The project is hosted by the National Centre for Social Research (NatCen) at the Centre for Deliberation and funded by the British Academy and Leverhulme small grants scheme. It is running until December 2024.

Pilgrimage Futures logo (large)

About the study

This project will work with a diverse cohort of practitioners, charities, institutions, and community groups who are engaged with pilgrimage to reflect on their current approaches to data and how they can develop these for the future. Pilgrimage is recognised as an important part of the UK’s history and heritage, but our assumptions about contemporary meanings and practices of pilgrimage can be very limited. Over the past few decades, pilgrimage has flourished in the UK, reflecting the growth of a multi-ethnic and multi-faith society, and grassroots efforts of individuals and communities to find meaning and articulate other forms of spirituality and beliefs through creative encounters with landscapes or narratives. Pilgrimage can take place in analogue (‘real world’) formats and (increasingly) online and through digital media. The growth of pilgrimage practices, which have been cultivated by different groups and institutions, including local and regional governments, has generated calls for greater investment in infrastructure, to take advantage of the potential economic benefits of religious tourism. But economic value is only one dimension of the overall value that people attribute to pilgrimage, and there are other benefits, which individuals and communities, researchers and academics, believe are also important, but which are often difficult to study. 

The project aims to:

  • Identify barriers to, or challenges for, data creation and sharing for pilgrimage and co-produce possible solutions.
  • Establish data pathways that are reflective of how diverse groups experience and understand the personal, community and social benefits of pilgrimage.
  • Advocate for greater recognition of the diversity and social realities of faith and belief in the UK.
  • Create a resource to encourage informed, pluralistic decision making, on the part of funders, and local and national policy makers.
  • Locate sensitivities or differences in values or outlooks regarding pilgrimage practices and research.

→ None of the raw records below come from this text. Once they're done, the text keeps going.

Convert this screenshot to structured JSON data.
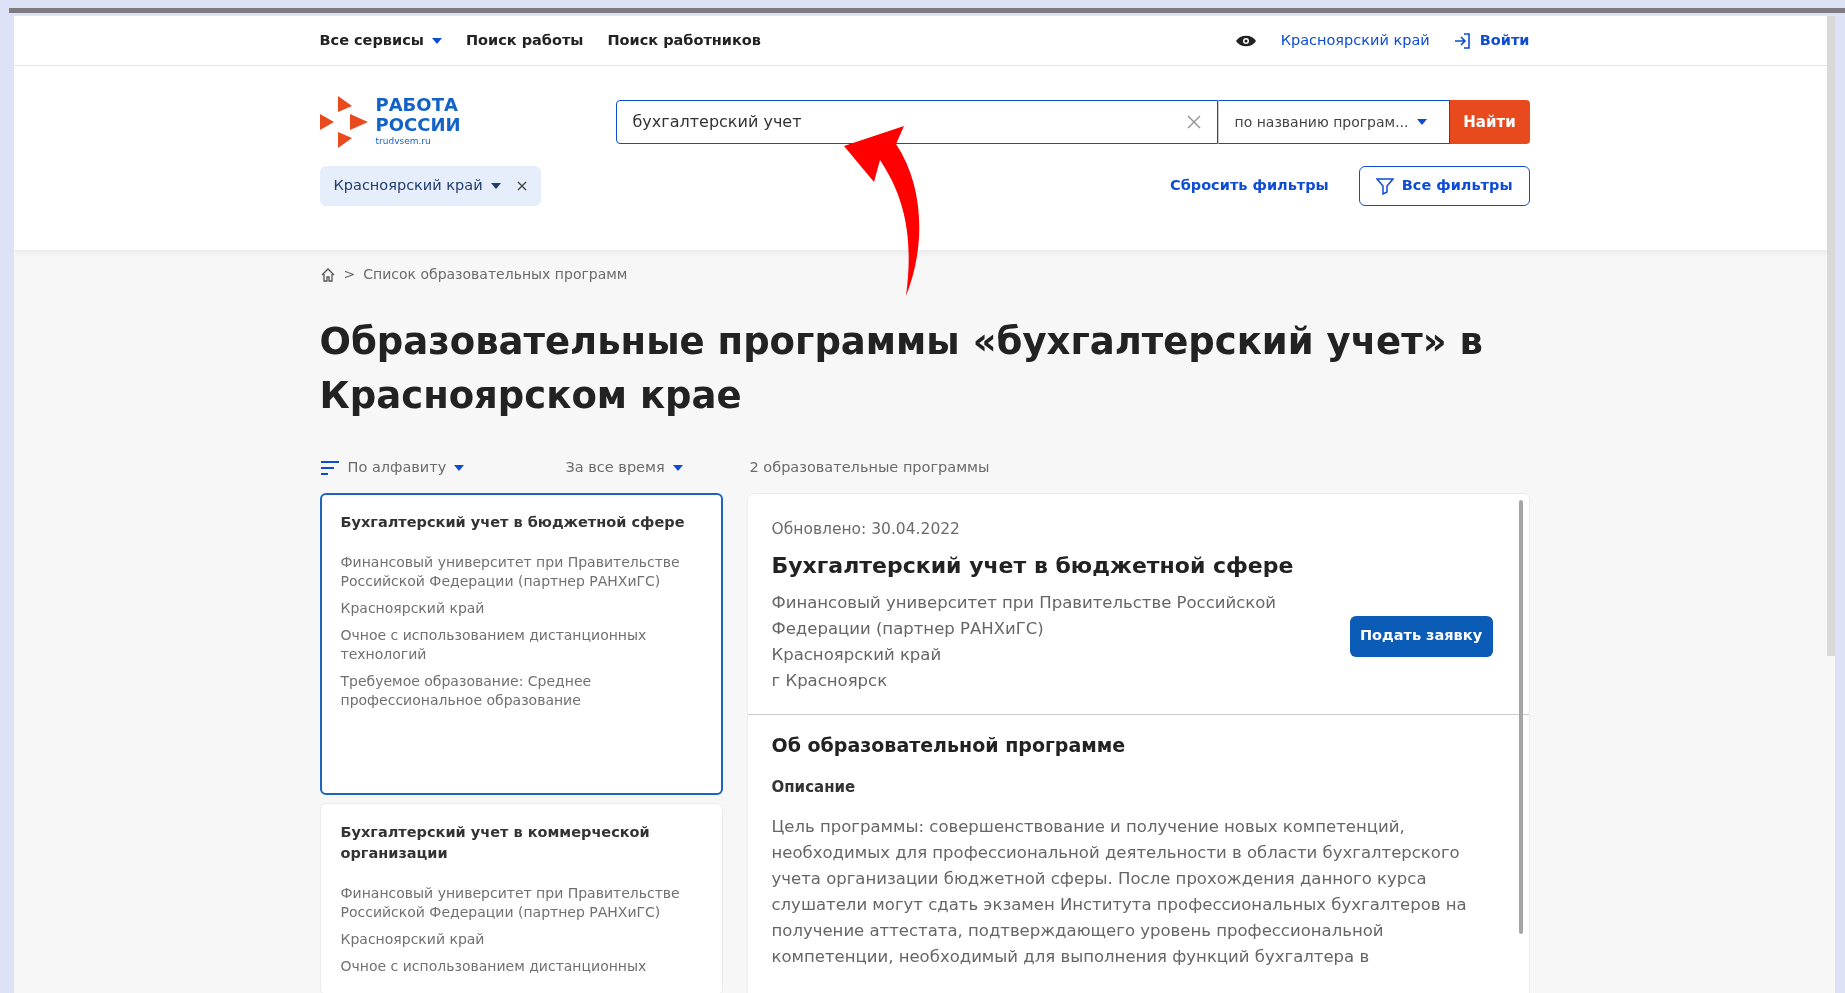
{
  "top_nav": {
    "items": [
      {
        "label": "Все сервисы",
        "dropdown": true
      },
      {
        "label": "Поиск работы",
        "dropdown": false
      },
      {
        "label": "Поиск работников",
        "dropdown": false
      }
    ],
    "region": "Красноярский край",
    "login": "Войти"
  },
  "logo": {
    "lines": [
      "РАБОТА",
      "РОССИИ"
    ],
    "site": "trudvsem.ru"
  },
  "search": {
    "value": "бухгалтерский учет",
    "mode": "по названию програм...",
    "button": "Найти"
  },
  "filters": {
    "chips": [
      {
        "label": "Красноярский край"
      }
    ],
    "reset": "Сбросить фильтры",
    "all": "Все фильтры"
  },
  "breadcrumb": {
    "separator": ">",
    "items": [
      "Список образовательных программ"
    ]
  },
  "heading": "Образовательные программы «бухгалтерский учет» в Красноярском крае",
  "sort": {
    "label": "По алфавиту",
    "period": "За все время",
    "count": "2 образовательные программы"
  },
  "programs": [
    {
      "title": "Бухгалтерский учет в бюджетной сфере",
      "org": "Финансовый университет при Правительстве Российской Федерации (партнер РАНХиГС)",
      "region": "Красноярский край",
      "form": "Очное с использованием дистанционных технологий",
      "education": "Требуемое образование: Среднее профессиональное образование",
      "selected": true
    },
    {
      "title": "Бухгалтерский учет в коммерческой организации",
      "org": "Финансовый университет при Правительстве Российской Федерации (партнер РАНХиГС)",
      "region": "Красноярский край",
      "form": "Очное с использованием дистанционных",
      "selected": false
    }
  ],
  "detail": {
    "updated": "Обновлено: 30.04.2022",
    "title": "Бухгалтерский учет в бюджетной сфере",
    "info": [
      "Финансовый университет при Правительстве Российской Федерации (партнер РАНХиГС)",
      "Красноярский край",
      "г Красноярск"
    ],
    "apply": "Подать заявку",
    "section": "Об образовательной программе",
    "subsection": "Описание",
    "description": "Цель программы: совершенствование и получение новых компетенций, необходимых для профессиональной деятельности в области бухгалтерского учета организации бюджетной сферы. После прохождения данного курса слушатели могут сдать экзамен Института профессиональных бухгалтеров на получение аттестата, подтверждающего уровень профессиональной компетенции, необходимый для выполнения функций бухгалтера в"
  }
}
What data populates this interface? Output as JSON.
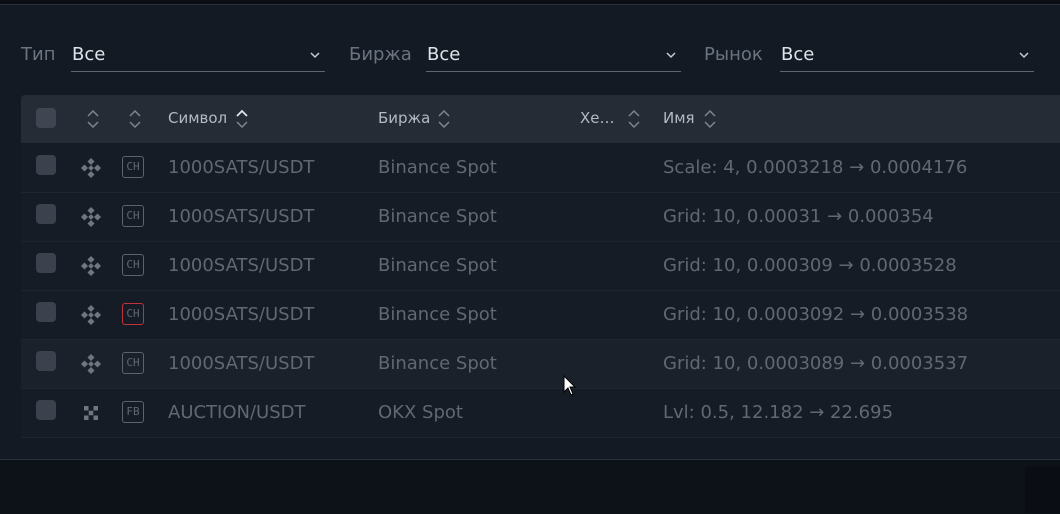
{
  "filters": [
    {
      "label": "Тип",
      "value": "Все"
    },
    {
      "label": "Биржа",
      "value": "Все"
    },
    {
      "label": "Рынок",
      "value": "Все"
    }
  ],
  "table": {
    "headers": {
      "symbol": "Символ",
      "exchange": "Биржа",
      "hedge": "Хе…",
      "name": "Имя"
    },
    "rows": [
      {
        "badge": "CH",
        "symbol": "1000SATS/USDT",
        "exchange": "Binance Spot",
        "name": "Scale: 4, 0.0003218 → 0.0004176",
        "exchange_icon": "binance-icon"
      },
      {
        "badge": "CH",
        "symbol": "1000SATS/USDT",
        "exchange": "Binance Spot",
        "name": "Grid: 10, 0.00031 → 0.000354",
        "exchange_icon": "binance-icon"
      },
      {
        "badge": "CH",
        "symbol": "1000SATS/USDT",
        "exchange": "Binance Spot",
        "name": "Grid: 10, 0.000309 → 0.0003528",
        "exchange_icon": "binance-icon"
      },
      {
        "badge": "CH",
        "symbol": "1000SATS/USDT",
        "exchange": "Binance Spot",
        "name": "Grid: 10, 0.0003092 → 0.0003538",
        "exchange_icon": "binance-icon",
        "badge_alert": true
      },
      {
        "badge": "CH",
        "symbol": "1000SATS/USDT",
        "exchange": "Binance Spot",
        "name": "Grid: 10, 0.0003089 → 0.0003537",
        "exchange_icon": "binance-icon"
      },
      {
        "badge": "FB",
        "symbol": "AUCTION/USDT",
        "exchange": "OKX Spot",
        "name": "Lvl: 0.5, 12.182 → 22.695",
        "exchange_icon": "okx-icon"
      }
    ]
  },
  "colors": {
    "accent_alert": "#c0323c",
    "text_primary": "#dfe4ea",
    "text_muted": "#5f6873"
  }
}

The project is hosted by NatCen at the Centre for Deliberation and funded by the British Academy and Leverhulme small grants scheme. It is running until December 2024.

Methodology 

A ‘data collaborative’ approach

Data helps us tell stories about ourselves and produce knowledge about society. How we create data about pilgrimage informs what stories we can tell about these practices and what we can learn from them. There are tremendous challenges we face when creating data about pilgrimage, from multiple meanings, uses, locations and forms, to the inequalities of access to resources or labour, which may prevent institutions, as well as grassroots, or marginalised groups, from contributing important knowledge. Some people may have assumptions that data only capture large scale social phenomena, or that we must produce ‘big data’ to do proper research; they may not believe, therefore, that their knowledge, meanings, or practices are ‘big’ enough to contribute to understanding. Some communities have especial concerns about privacy or feel strongly that the value or benefit of pilgrimage should not or cannot be understood through data.

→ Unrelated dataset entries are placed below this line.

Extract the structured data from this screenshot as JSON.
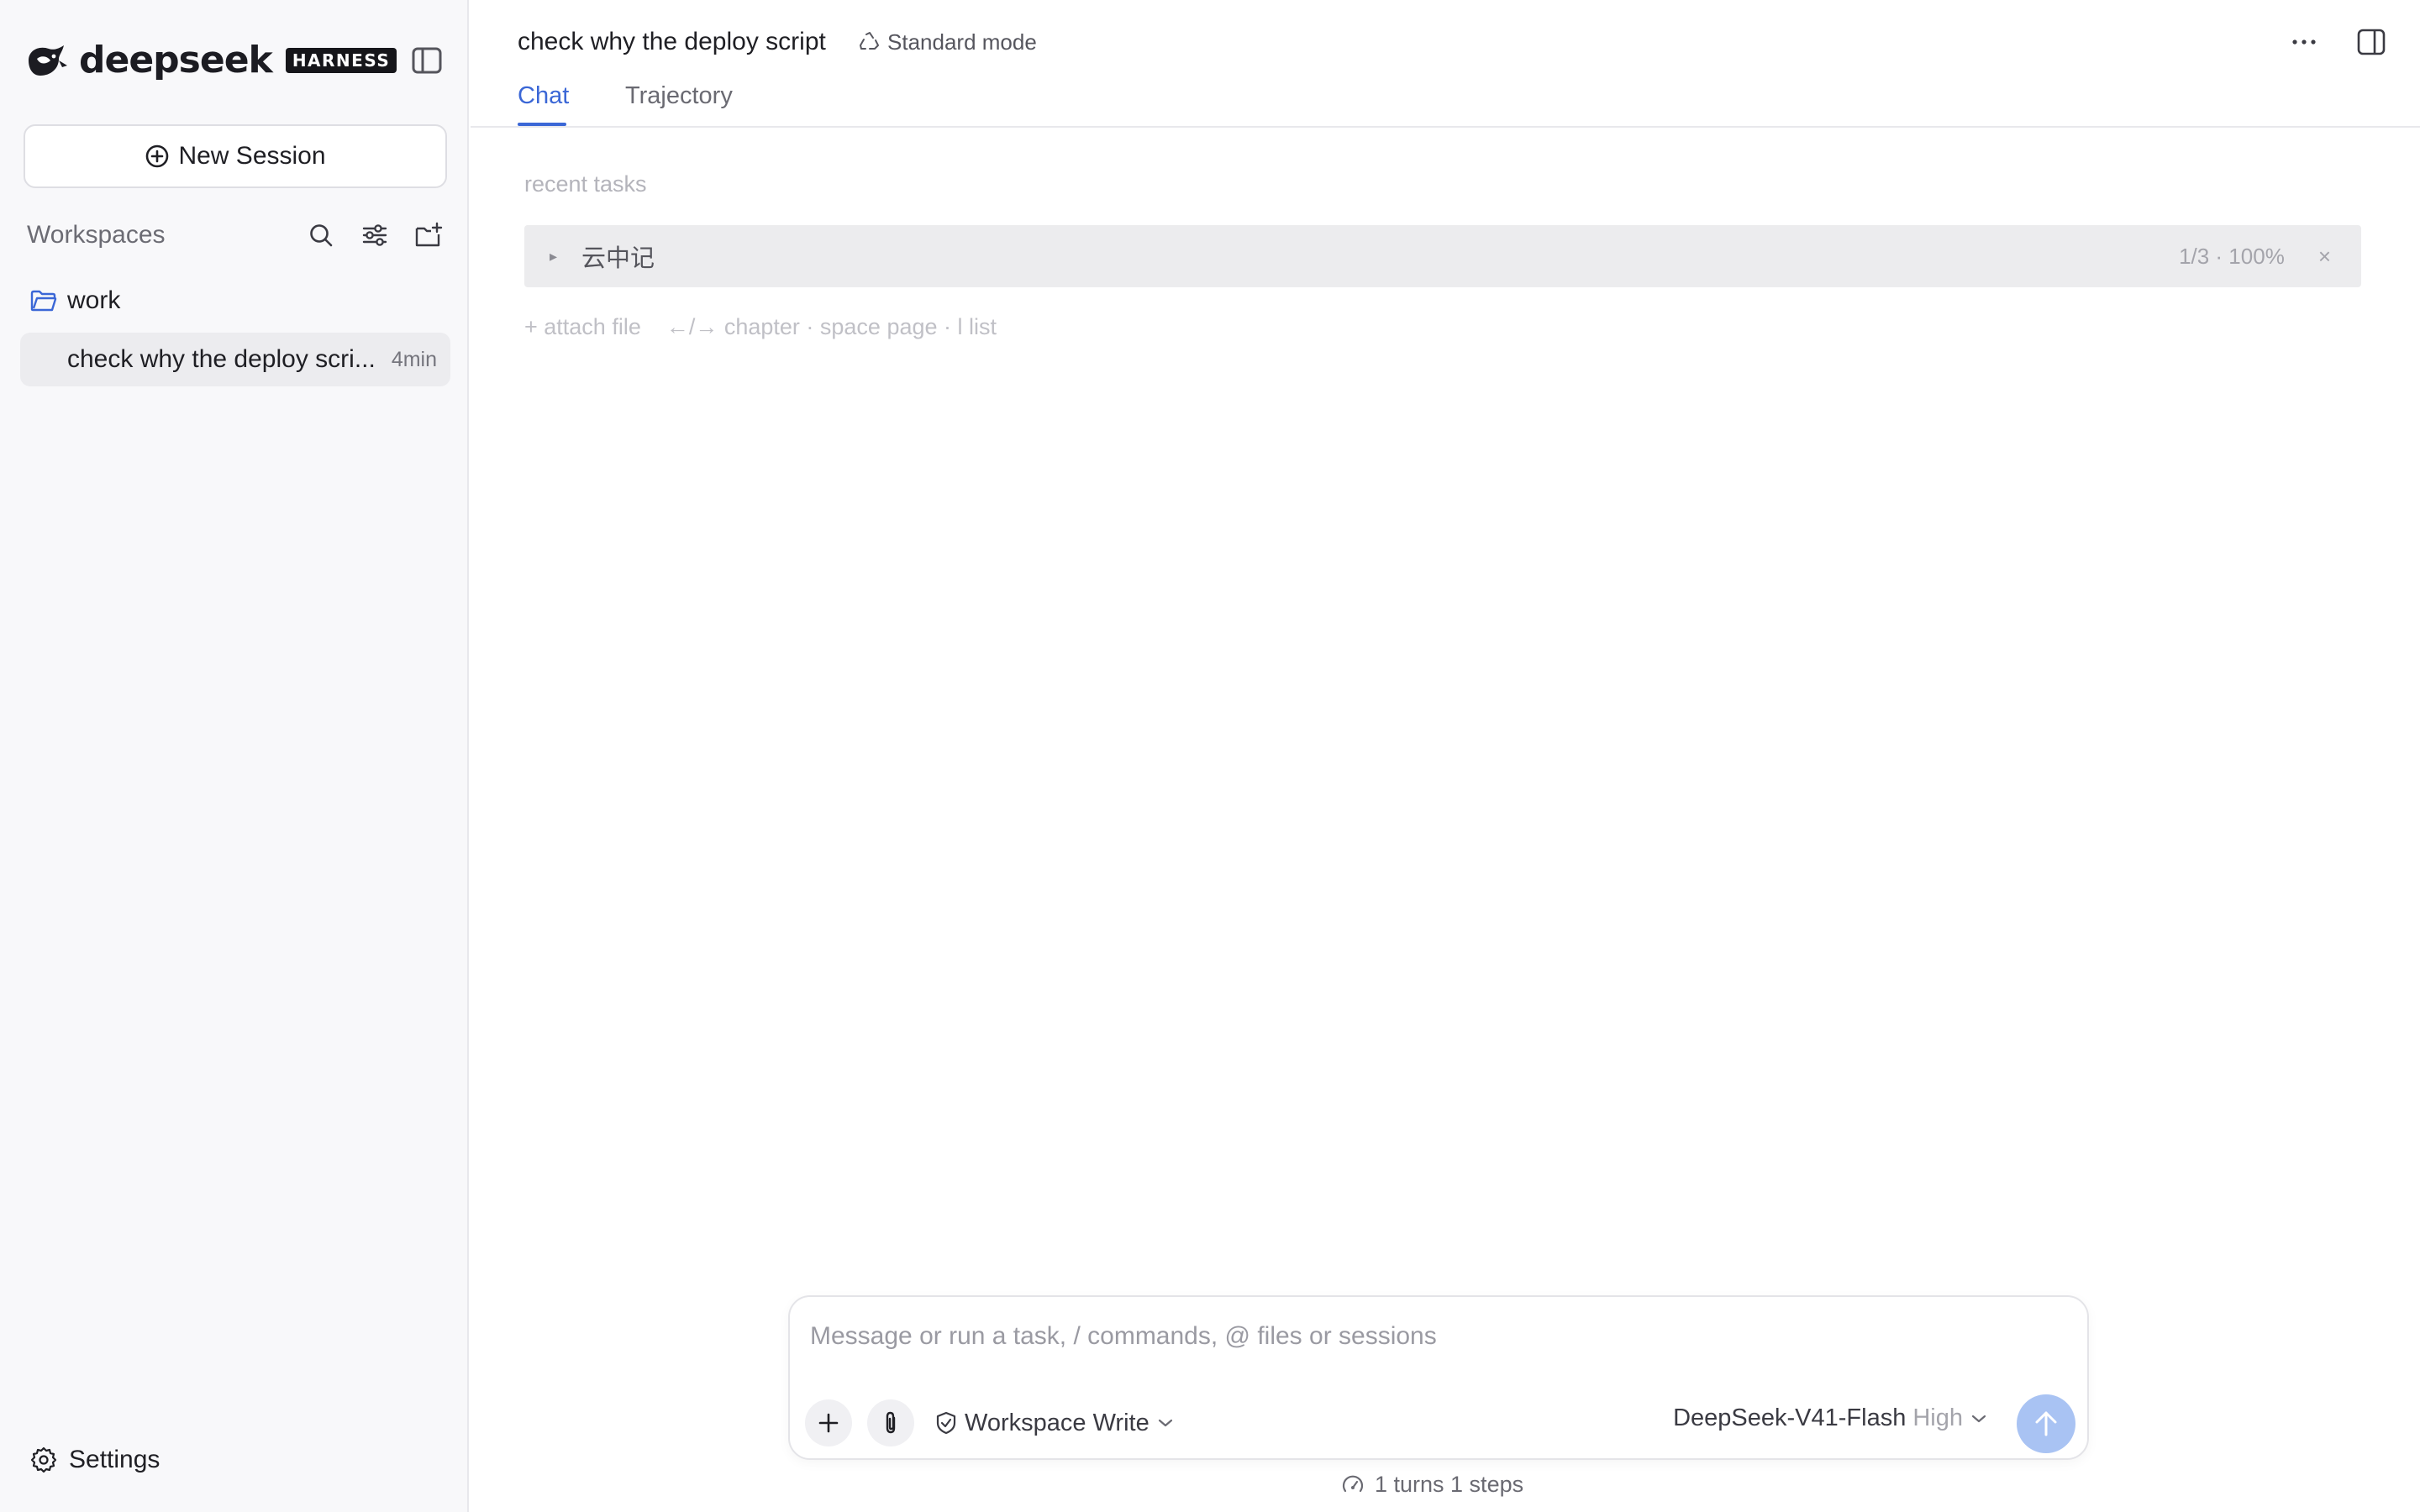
{
  "brand": {
    "name": "deepseek",
    "badge": "HARNESS"
  },
  "sidebar": {
    "new_session_label": "New Session",
    "workspaces_title": "Workspaces",
    "folder": {
      "name": "work",
      "icon": "folder-icon"
    },
    "sessions": [
      {
        "title": "check why the deploy scri...",
        "time": "4min"
      }
    ],
    "settings_label": "Settings"
  },
  "header": {
    "title": "check why the deploy script",
    "mode": "Standard mode",
    "tabs": [
      {
        "label": "Chat",
        "active": true
      },
      {
        "label": "Trajectory",
        "active": false
      }
    ]
  },
  "recent": {
    "label": "recent tasks",
    "tasks": [
      {
        "name": "云中记",
        "meta": "1/3 · 100%",
        "close": "×",
        "caret": "▸"
      }
    ],
    "hints": {
      "attach": "+ attach file",
      "nav": "←/→ chapter · space page · l list"
    }
  },
  "composer": {
    "placeholder": "Message or run a task, / commands, @ files or sessions",
    "value": "",
    "permission": "Workspace Write",
    "model": "DeepSeek-V41-Flash",
    "effort": "High"
  },
  "footer": {
    "turns": "1 turns 1 steps"
  },
  "colors": {
    "accent": "#3b67d6",
    "send_button": "#a9c3f3",
    "sidebar_bg": "#f8f8fa",
    "selected_row": "#ececef"
  }
}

This project uses a data collaborative framing to bring new insights to contemporary pilgrimage and collectively consider its potential futures. Data collaboratives are “cross-sector and public-private partnerships aimed at data collection, sharing, or processes for the purposes of addressing a societal challenge’ (Susha, et. al, 2017). This project shares some of these features, but it is qualitative and involves the multiple intersections between grassroots practices, charities, cultural institutions, local government, and faith and belief communities that pilgrimage mobilises. 

Through data collaboration and cooperation, the project brings principles of action research, co-production, and deliberation together to support partners to overcome challenges to data creation and sharing, offer support and resources where appropriate, and engage participants to exchange learning, ideas, and outlooks. This data collaborative uses research practice as a space for reflection, inviting partners to think through the values or benefits that they see articulated in pilgrimage in dialogue with others. 

A data collaborative approach aims to:

  • Share views and experiences of current data creation, data sharing, and the barriers they face in respect of these.
  • Equalise knowledge resources, by supporting people to create, analyse or share data that matches their contexts, needs and notions of value.
  • Use data as a site for self-reflection and reflexivity, where groups, institutions, and organisations can think through their practices in relation to others.
  • Support partners to identify and recognise legal and ethical issues, such as GDPR, rights to privacy, or anxieties and sensitivities surrounding data creation.
  • Engage with research as opportunity for relationship building, and as a process which itself supports meaning making.